Alexander Lamaison wrote:
I don't understand how it could possibly not help. If I see an api function call_me(std::string arg) I know next to nothing about what it's expecting from the string (except that by convention it tends to mean 'string in OS-default encoding').
You should read the documentation of call_me (*). Yes, I know that in the real world the documentation often doesn't specify an encoding (worse - the encoding varies between platforms and even versions of the same library), but if the developer of call_me hasn't bothered to document the encoding of the argument, he won't bother to use a special UTF-8 type for the argument, either. :-) (*) And the documentation should either say that call_me accepts UTF-8, or that call_me is encoding-agnostic, that is, it treats the string as a byte sequence. I can think of one reason to use a separate type - if you want to overload on encoding: void f( latin1_t arg ); void f( utf8_t arg ); In most such cases that spring to mind, however, what the user actually wants is: void f( string arg, encoding_t enc ); or even void f( string arg, string encoding ); In principle, as Chad Nelson says, it's useful to have separate types if the program uses several different encodings at once, fixed at compile time.

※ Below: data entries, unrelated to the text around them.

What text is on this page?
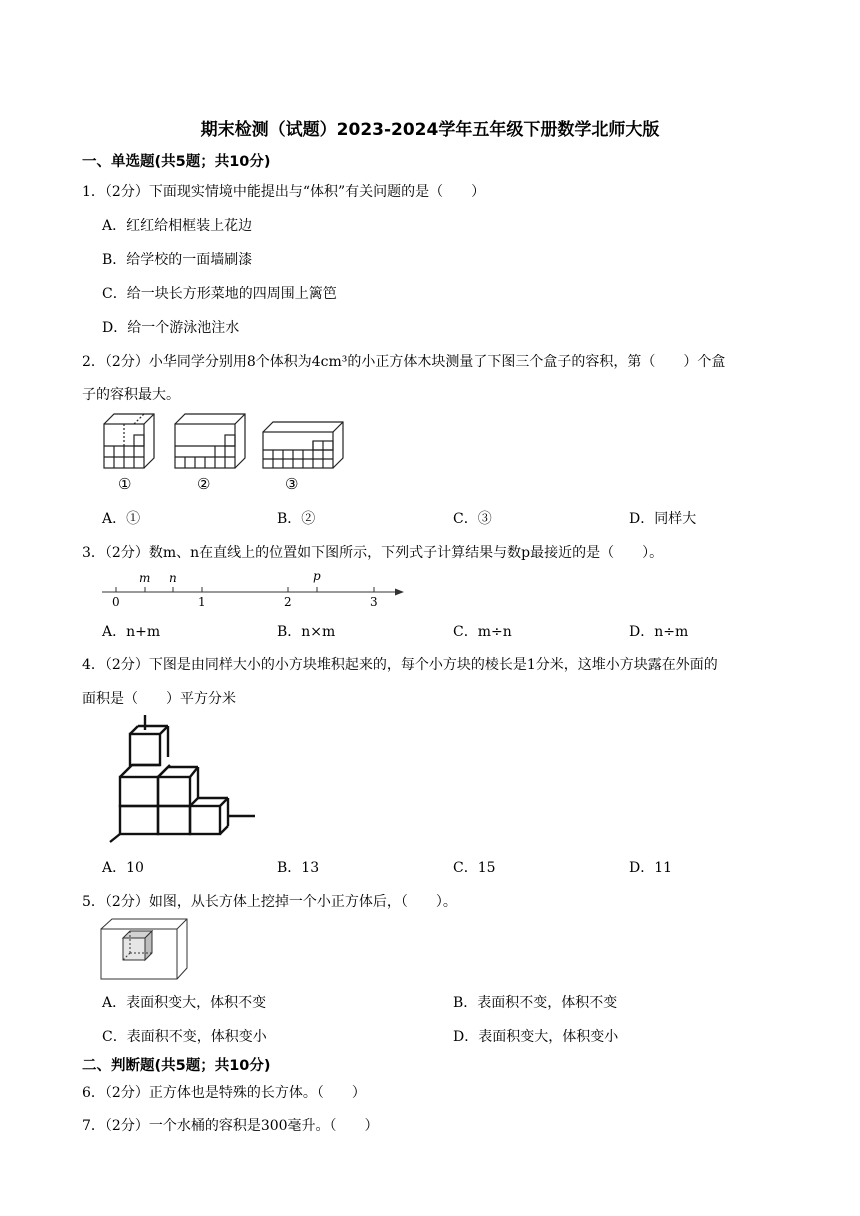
期末检测（试题）2023-2024学年五年级下册数学北师大版
一、单选题(共5题；共10分)
1．（2分）下面现实情境中能提出与“体积”有关问题的是（　　）
A．红红给相框装上花边
B．给学校的一面墙刷漆
C．给一块长方形菜地的四周围上篱笆
D．给一个游泳池注水
2．（2分）小华同学分别用8个体积为4cm³的小正方体木块测量了下图三个盒子的容积，第（　　）个盒
子的容积最大。
①	②	③
A．①	B．②	C．③	D．同样大
3．（2分）数m、n在直线上的位置如下图所示，下列式子计算结果与数p最接近的是（　　）。
0	1	2	3
m n	p
A．n+m	B．n×m	C．m÷n	D．n÷m
4．（2分）下图是由同样大小的小方块堆积起来的，每个小方块的棱长是1分米，这堆小方块露在外面的
面积是（　　）平方分米
A．10	B．13	C．15	D．11
5．（2分）如图，从长方体上挖掉一个小正方体后，（　　）。
A．表面积变大，体积不变	B．表面积不变，体积不变
C．表面积不变，体积变小	D．表面积变大，体积变小
二、判断题(共5题；共10分)
6．（2分）正方体也是特殊的长方体。（　　）
7．（2分）一个水桶的容积是300毫升。（　　）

I don't consider such a way of programming a good idea though. Strings should be either byte sequences or UTF-8; input can be of any encoding, possibly not known until runtime, but it should always be either processed as a byte sequence or converted to UTF-8 as a first step. Regarding the OS-default encoding - if, on Windows, you ever encounter or create a string in the OS default encoding, you've already lost - this code can't be correct. :-)